Aguardámos pelos pratos principais muito pouco tempo (de resto, neste estaminé, o compasso está afinadíssimo e não há tempos de espera incomodativos): em primeiro lugar, vieram as Gambas Kataifi, que nos foram apresentadas como sendo um dos pratos mais pedidos – e eram de facto muito boas, aquelas quatro bichinhas envoltas numa massa frita (tempura) também usada no sushi, e servidas com molho sweet chili e maionese; logo depois, veio uma das estrelas da noite, o Scotch Egg de Pato Confitado, com o ovo mal cozido a fazer as nossas delícias (mesmo porque é um prato lindíssimo, para além de saboroso); em seguida, aquele que pensávamos que era o prato final: Gnochi Trufado com Cogumelos e Ovo Mole, coisa só para quem gosta muito de cogumelos (gordos e suculentos) dos muito bons. E nós gostamos, mas não ficámos satisfeitas, pelo que decidimos pedir o quarto prato que nos havia sido sugerido, o Pica-Pau do Mar – e que maravilha, outra vez: as gambas, as lulas, as amêijoas cheias, os mexilhões e o tomate cherry numa comunhão perfeita.
Agora sim, dávamo-nos por vencidas, mas não sem antes provarmos as sobremesas, porque a mousse de chocolate do Esquina do Avesso foi algo que me ficou na retina desde que lhe vi a fotografia, há já muito tempo. Paradoxalmente, outros sabores acabaram por se lhe sobrepor e a mousse acabou por ficar para outra oportunidade.

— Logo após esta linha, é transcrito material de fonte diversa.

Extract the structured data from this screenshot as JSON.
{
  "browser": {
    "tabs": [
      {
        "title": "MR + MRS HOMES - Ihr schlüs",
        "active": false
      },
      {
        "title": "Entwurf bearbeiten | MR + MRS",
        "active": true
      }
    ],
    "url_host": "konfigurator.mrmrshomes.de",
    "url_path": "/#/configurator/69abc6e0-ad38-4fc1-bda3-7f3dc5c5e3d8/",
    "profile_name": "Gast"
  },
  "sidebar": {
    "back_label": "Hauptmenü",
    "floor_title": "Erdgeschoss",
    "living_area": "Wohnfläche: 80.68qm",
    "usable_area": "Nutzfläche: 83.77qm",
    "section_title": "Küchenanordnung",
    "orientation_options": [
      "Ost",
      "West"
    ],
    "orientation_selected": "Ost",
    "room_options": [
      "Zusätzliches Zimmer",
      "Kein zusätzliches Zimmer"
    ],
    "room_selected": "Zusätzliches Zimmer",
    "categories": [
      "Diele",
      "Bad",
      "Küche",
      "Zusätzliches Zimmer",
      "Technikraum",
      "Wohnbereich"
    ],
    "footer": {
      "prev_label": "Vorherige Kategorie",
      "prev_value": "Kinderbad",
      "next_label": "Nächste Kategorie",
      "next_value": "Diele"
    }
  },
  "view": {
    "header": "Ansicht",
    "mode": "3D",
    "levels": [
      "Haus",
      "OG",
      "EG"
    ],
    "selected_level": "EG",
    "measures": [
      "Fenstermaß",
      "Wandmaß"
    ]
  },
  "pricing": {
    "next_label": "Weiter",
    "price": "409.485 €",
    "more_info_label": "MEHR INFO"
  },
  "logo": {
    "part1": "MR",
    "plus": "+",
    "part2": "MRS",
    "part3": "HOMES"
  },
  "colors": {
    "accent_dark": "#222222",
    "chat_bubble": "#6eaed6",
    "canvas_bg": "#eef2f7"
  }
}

Vieram o Mascarpone com Frutos Vermelhos e Suspiros para a PG (que eu provei e estava delicioso e fresco) e o Cheesecake de Manteiga de Amendoim e Caramelo Salgado para mim: ver dois dos meus sabores preferidos conjugados foi coisa para me impedir de pensar sequer noutro doce – e saboreá-los, num cheesecake desconstruído, foi de ir ao céu e voltar (mas muito mais feliz).
Para encerrar o festim, pedimos os belos do café e descafeinado (eu sou daquelas loucas que, se bebem qualquer coisa com cafeína depois das 16h, passam a noite em claro), que vieram com um delicioso bombom de caramelo rijo com recheio de chocolate, e a conta, que ficou em 32,20€ para cada uma de nós – preço simpático, se atentarmos na qualidade do que comemos (e na originalidade; afinal, trata-se de uma cozinha “de chef”), no modo como fomos servidos e na vontade com que ficámos de voltar depressinha.